5. Hybrid maize seed which is produced by crossing two parental maize lines where at least one of said parental maize lines is a transgenic maize line which has in its genome a recombinant DNA construct comprising at least one oil-associated gene operably linked to a promoter which is functional in said plant to transcribe said oil-associated gene.

6-9. (canceled)

10. A method of breeding maize comprising selecting from a breeding population of maize plants a selected maize plant with higher oil than other maize plants in said breeding population based on allelic polymorphisms associated by linkage disequilibrium to a higher seed oil-related trait, wherein the selected maize plant has 1 or more higher oil alleles linked to a maize oil marker.

11. (canceled)

12. A method of breeding maize according to claim 10 wherein said selected maize plant has 2 or more higher oil alleles linked to a maize oil marker.

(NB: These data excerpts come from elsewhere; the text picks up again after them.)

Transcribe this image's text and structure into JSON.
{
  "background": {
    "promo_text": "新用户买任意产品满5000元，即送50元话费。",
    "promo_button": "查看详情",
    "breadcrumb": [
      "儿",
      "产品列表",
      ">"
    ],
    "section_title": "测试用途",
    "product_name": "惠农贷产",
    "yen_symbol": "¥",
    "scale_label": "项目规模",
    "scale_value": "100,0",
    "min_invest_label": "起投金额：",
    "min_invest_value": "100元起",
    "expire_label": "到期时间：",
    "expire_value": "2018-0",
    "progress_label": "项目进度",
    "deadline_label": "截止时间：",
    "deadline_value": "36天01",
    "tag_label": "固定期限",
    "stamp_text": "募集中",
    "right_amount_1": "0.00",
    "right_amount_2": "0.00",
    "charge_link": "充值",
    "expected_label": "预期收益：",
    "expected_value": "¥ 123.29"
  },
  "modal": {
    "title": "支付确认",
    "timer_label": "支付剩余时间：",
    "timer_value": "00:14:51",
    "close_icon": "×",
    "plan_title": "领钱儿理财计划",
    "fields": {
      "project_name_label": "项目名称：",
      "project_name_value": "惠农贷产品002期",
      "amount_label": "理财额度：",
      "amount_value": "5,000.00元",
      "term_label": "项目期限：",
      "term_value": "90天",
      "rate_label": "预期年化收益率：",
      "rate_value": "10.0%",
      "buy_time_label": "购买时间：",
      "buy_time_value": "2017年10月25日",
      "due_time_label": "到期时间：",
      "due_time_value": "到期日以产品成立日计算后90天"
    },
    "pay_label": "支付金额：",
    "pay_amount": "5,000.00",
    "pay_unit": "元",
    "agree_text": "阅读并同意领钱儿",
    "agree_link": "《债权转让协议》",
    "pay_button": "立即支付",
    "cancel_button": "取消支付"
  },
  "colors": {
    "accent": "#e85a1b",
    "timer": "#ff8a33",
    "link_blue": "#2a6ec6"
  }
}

13. A method of breeding maize according to claim 10 wherein said selected maize plant has 3 or more higher oil alleles linked to a maize oil marker.

14-20. (canceled)

21. A method of associating a seed oil-related trait to a genotype in maize comprising

(a) identifying a set of one or more seed oil level traits characterizing said maize plants,

(b) selecting tissue from at least two maize plants having allelic DNA and assaying DNA or mRNA from said tissue to identify the presence or absence of a set of distinct polymorphisms comprising at least one polymorphism linked to a polymorphic maize DNA locus which comprises at least 20 consecutive nucleotides which include or are adjacent to a maize oil marker, and

(c) identifying associations between said set of polymorphisms and said set of traits.